Les poursuites engagées contre Ekaterina Konnova illustrent l’inhumanité du système pénal russe, qui place les statistiques de la lutte contre la drogue au-dessus de la dignité humaine et de l’intérêt du public.
Marie Struthers, directrice pour l’Europe de l’Est et l’Asie centrale à Amnesty International

« Même la "découverte" de cette infraction, par un policier infiltré qui recherchait des "criminels" sur des forums en ligne de parents d’enfants gravement malades, est répréhensible, en particulier parce que c’est la politique de santé de l’État russe qui pousse les parents à rechercher des médicaments vitaux en ligne.

« Si elle est déclarée coupable et emprisonnée, Ekaterina perdra la garde de ses enfants. Cela signifie que son aîné, Elisseï, sera placé dans un orphelinat géré par l'État et que son plus jeune fils, Arseny, finira ses jours dans une clinique sans recevoir les soins et les médicaments dont il a besoin. »

Complément d’information

C’est l’organisation caritative House with Beacon qui a évoqué en premier les poursuites engagées contre Ekaterina Konnova, mère seule de deux enfants.

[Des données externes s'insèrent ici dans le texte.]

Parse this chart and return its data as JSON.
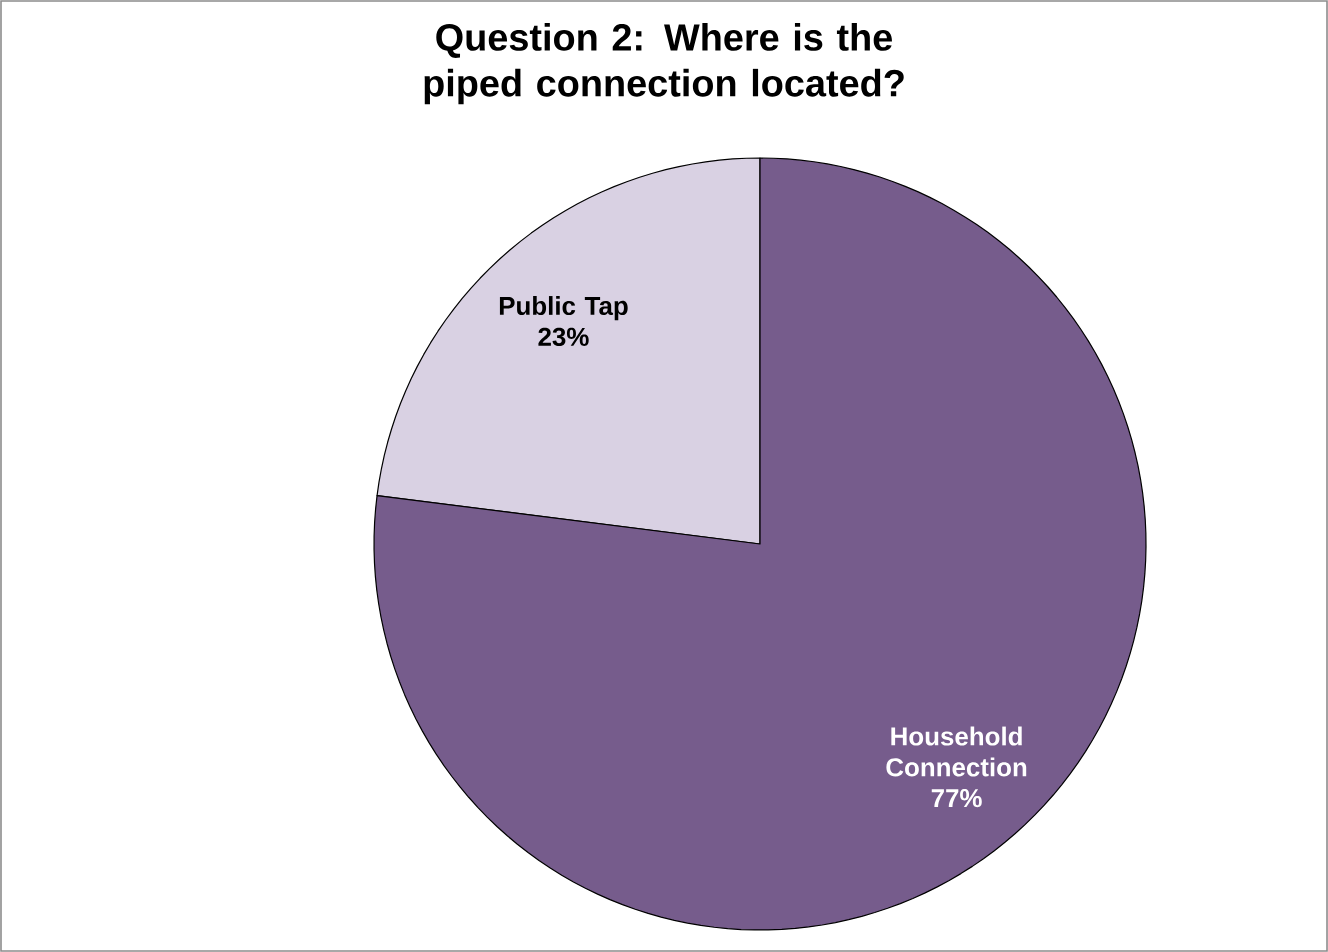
{
  "chart_data": {
    "type": "pie",
    "title": "Question 2: Where is the piped connection located?",
    "categories": [
      "Public Tap",
      "Household Connection"
    ],
    "values": [
      23,
      77
    ],
    "value_labels": [
      "23%",
      "77%"
    ],
    "colors": [
      "#d9d1e3",
      "#765c8c"
    ]
  }
}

La police de Moscou a mené une opération d’infiltration et arrêté cette femme en juin 2018. Elle a été accusée de trafic de stupéfiants pour avoir essayé de vendre cinq tubes de gel rectal contenant du diazépam pour enfant qui lui restaient ; ce médicament n’est pas autorisé en Russie, et elle l’avait proposé à d’autres parents d’enfants atteints de maux incurables au sein d’un groupe privé en ligne.

Elle avait précédemment acheté ces médicaments sur le même forum et les avait utilisés pour traiter les crises d’épilepsie d’Arseny, son fils.

La plupart des médicaments antiépileptiques pour enfants n’étant pas autorisés en Russie, les parents sont forcés de les acheter à l’étranger ou sur le marché noir.

Arseny, âgé de six ans, présente une atrésie de l'œsophage (absence d’œsophage) et une paralysie cérébrale depuis sa naissance. Il est hospitalisé dans un centre de soins palliatifs. Ekaterina a un autre fils, Elisseï, qui a 15 ans.